RSAT: Structured Attribution Makes Small Language Models Faithful Table Reasoners

RSAT: Structured Attribution Makes Small Language Models Faithful Table Reasoners

RSAT:结构化归因使小型语言模型成为忠实的表格推理者

When a language model answers a table question, users have no way to verify which cells informed which reasoning steps. We introduce RSAT, a method that trains small language models (SLMs, 1-8B) to produce step-by-step reasoning with cell-level citations grounded in table evidence.

当语言模型回答表格问题时,用户无法验证哪些单元格为推理步骤提供了依据。
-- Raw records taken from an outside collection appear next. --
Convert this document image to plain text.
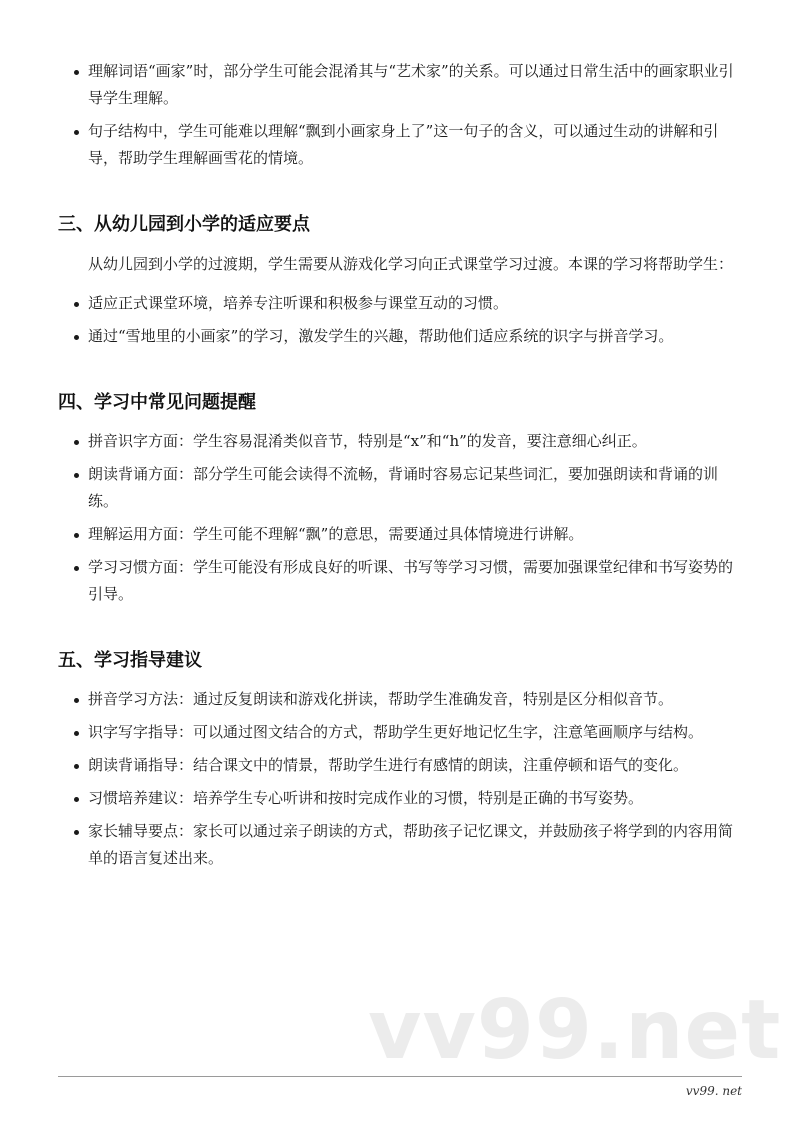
理解词语“画家”时，部分学生可能会混淆其与“艺术家”的关系。可以通过日常生活中的画家职业引导学生理解。
句子结构中，学生可能难以理解“飘到小画家身上了”这一句子的含义，可以通过生动的讲解和引导，帮助学生理解画雪花的情境。
三、从幼儿园到小学的适应要点

从幼儿园到小学的过渡期，学生需要从游戏化学习向正式课堂学习过渡。本课的学习将帮助学生：

适应正式课堂环境，培养专注听课和积极参与课堂互动的习惯。
通过“雪地里的小画家”的学习，激发学生的兴趣，帮助他们适应系统的识字与拼音学习。
四、学习中常见问题提醒
拼音识字方面：学生容易混淆类似音节，特别是“x”和“h”的发音，要注意细心纠正。
朗读背诵方面：部分学生可能会读得不流畅，背诵时容易忘记某些词汇，要加强朗读和背诵的训练。
理解运用方面：学生可能不理解“飘”的意思，需要通过具体情境进行讲解。
学习习惯方面：学生可能没有形成良好的听课、书写等学习习惯，需要加强课堂纪律和书写姿势的引导。
五、学习指导建议
拼音学习方法：通过反复朗读和游戏化拼读，帮助学生准确发音，特别是区分相似音节。
识字写字指导：可以通过图文结合的方式，帮助学生更好地记忆生字，注意笔画顺序与结构。
朗读背诵指导：结合课文中的情景，帮助学生进行有感情的朗读，注重停顿和语气的变化。
习惯培养建议：培养学生专心听讲和按时完成作业的习惯，特别是正确的书写姿势。
家长辅导要点：家长可以通过亲子朗读的方式，帮助孩子记忆课文，并鼓励孩子将学到的内容用简单的语言复述出来。
vv99.net
vv99. net
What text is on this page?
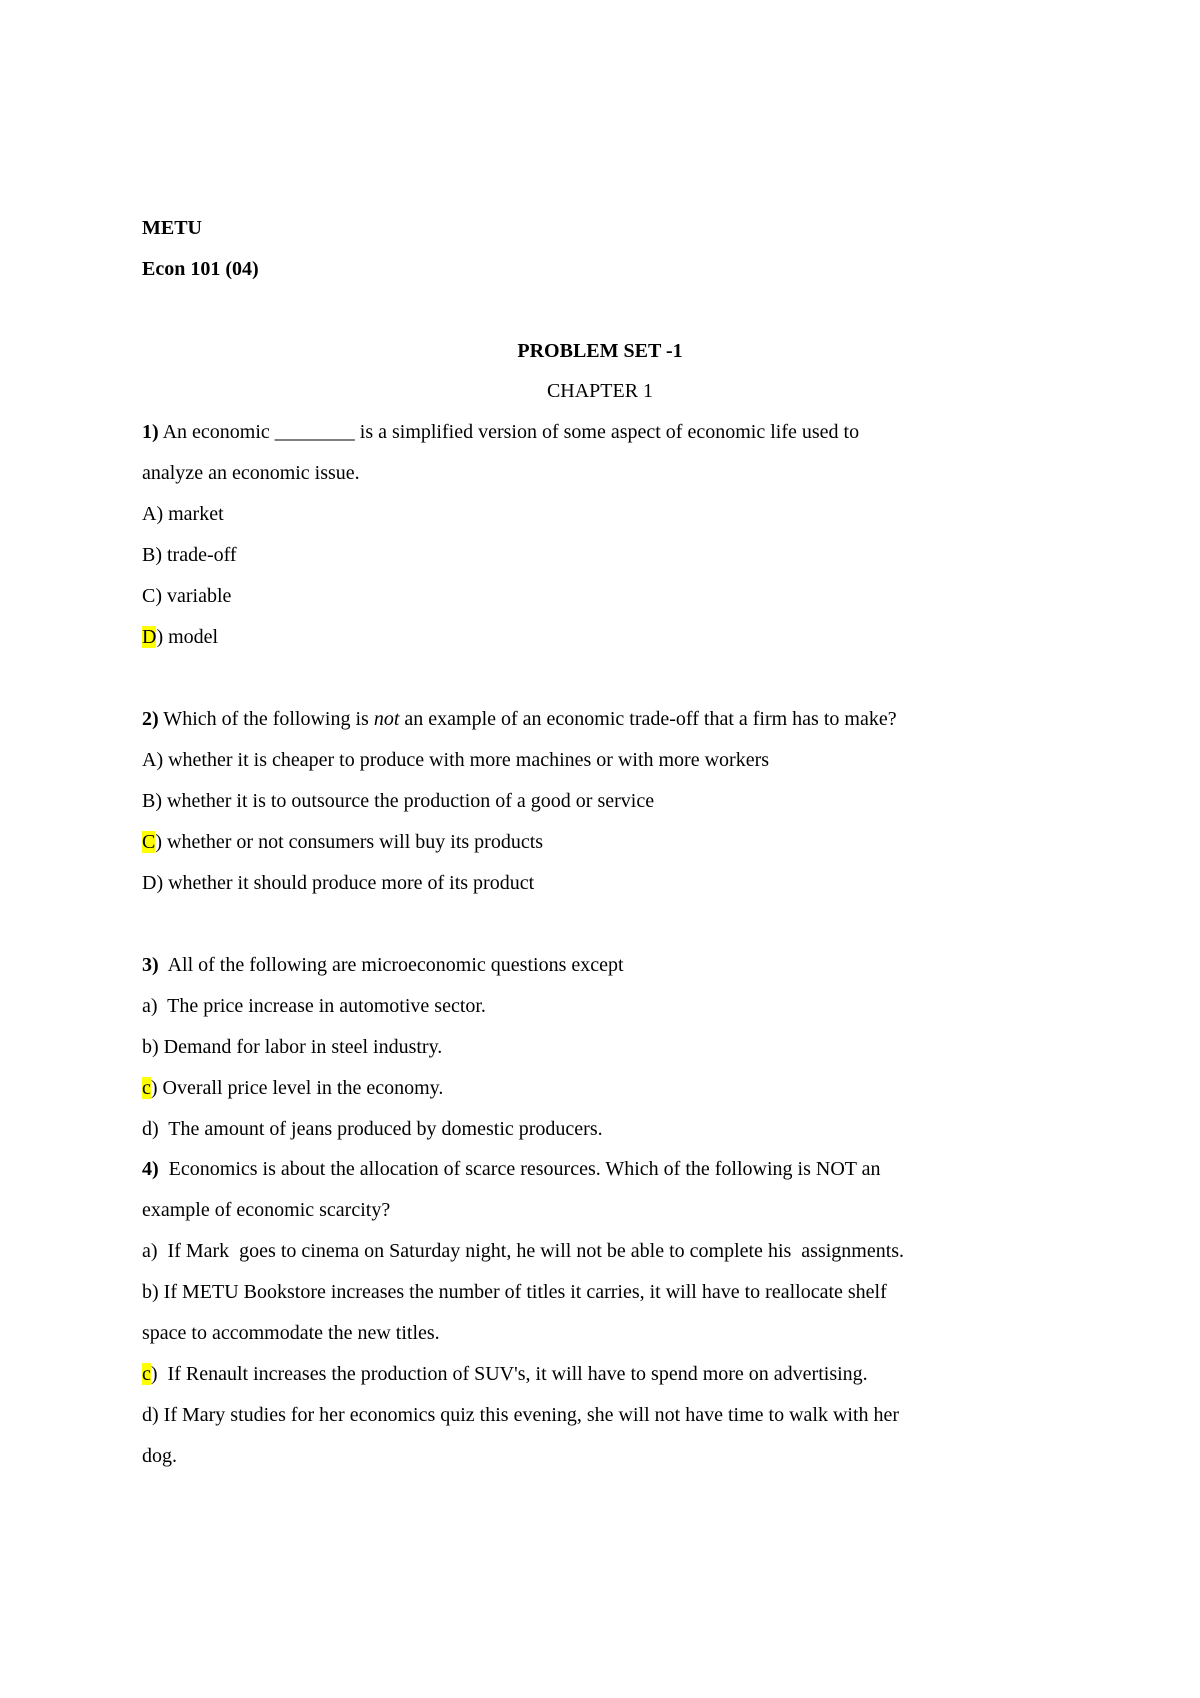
METU
Econ 101 (04)
PROBLEM SET -1
CHAPTER 1
1) An economic ________ is a simplified version of some aspect of economic life used to
analyze an economic issue.
A) market
B) trade-off
C) variable
D) model
2) Which of the following is not an example of an economic trade-off that a firm has to make?
A) whether it is cheaper to produce with more machines or with more workers
B) whether it is to outsource the production of a good or service
C) whether or not consumers will buy its products
D) whether it should produce more of its product
3)  All of the following are microeconomic questions except
a)  The price increase in automotive sector.
b) Demand for labor in steel industry.
c) Overall price level in the economy.
d)  The amount of jeans produced by domestic producers.
4)  Economics is about the allocation of scarce resources. Which of the following is NOT an
example of economic scarcity?
a)  If Mark  goes to cinema on Saturday night, he will not be able to complete his  assignments.
b) If METU Bookstore increases the number of titles it carries, it will have to reallocate shelf
space to accommodate the new titles.
c)  If Renault increases the production of SUV's, it will have to spend more on advertising.
d) If Mary studies for her economics quiz this evening, she will not have time to walk with her
dog.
我们引入了 RSAT,这是一种训练小型语言模型(SLM,1-8B 参数)的方法,旨在生成带有基于表格证据的单元格级引用的分步推理。

Phase 1 (SFT) teaches a structured JSON output format from verified reasoning traces. Phase 2 (GRPO) optimizes a composite reward centered on NLI-based faithfulness, alongside citation validity and parsimony.

第一阶段(SFT)通过经过验证的推理轨迹,教授模型结构化的 JSON 输出格式。第二阶段(GRPO)优化了一个以基于自然语言推理(NLI)的忠实度为核心的复合奖励,同时兼顾引用的有效性和简洁性。

Across six models from two families—Qwen 2.5 (1.5B/3B/7B) and Llama 3 (1B/3B/8B)—RSAT improves faithfulness 3.7$\times$ over SFT alone (0.224$\rightarrow$0.826), with near-perfect citation validity (0.992). Post-hoc attribution collapses below 13% format success, confirming that attribution must be integrated into reasoning, not retrofitted. Ablations show the faithfulness reward is essential: removing it drops faithfulness from 0.97 to 0.03.

在来自两个系列的六个模型(Qwen 2.5 [1.5B/3B/7B] 和 Llama 3 [1B/3B/8B])中,RSAT 将忠实度较单纯的 SFT 提升了 3.7 倍(从 0.224 提升至 0.826),并实现了近乎完美的引用有效性(0.992)。事后归因(Post-hoc attribution)的格式成功率低于 13%,这证实了归因必须整合到推理过程中,而不是事后强加。消融实验表明,忠实度奖励至关重要:移除该奖励会导致忠实度从 0.97 骤降至 0.03。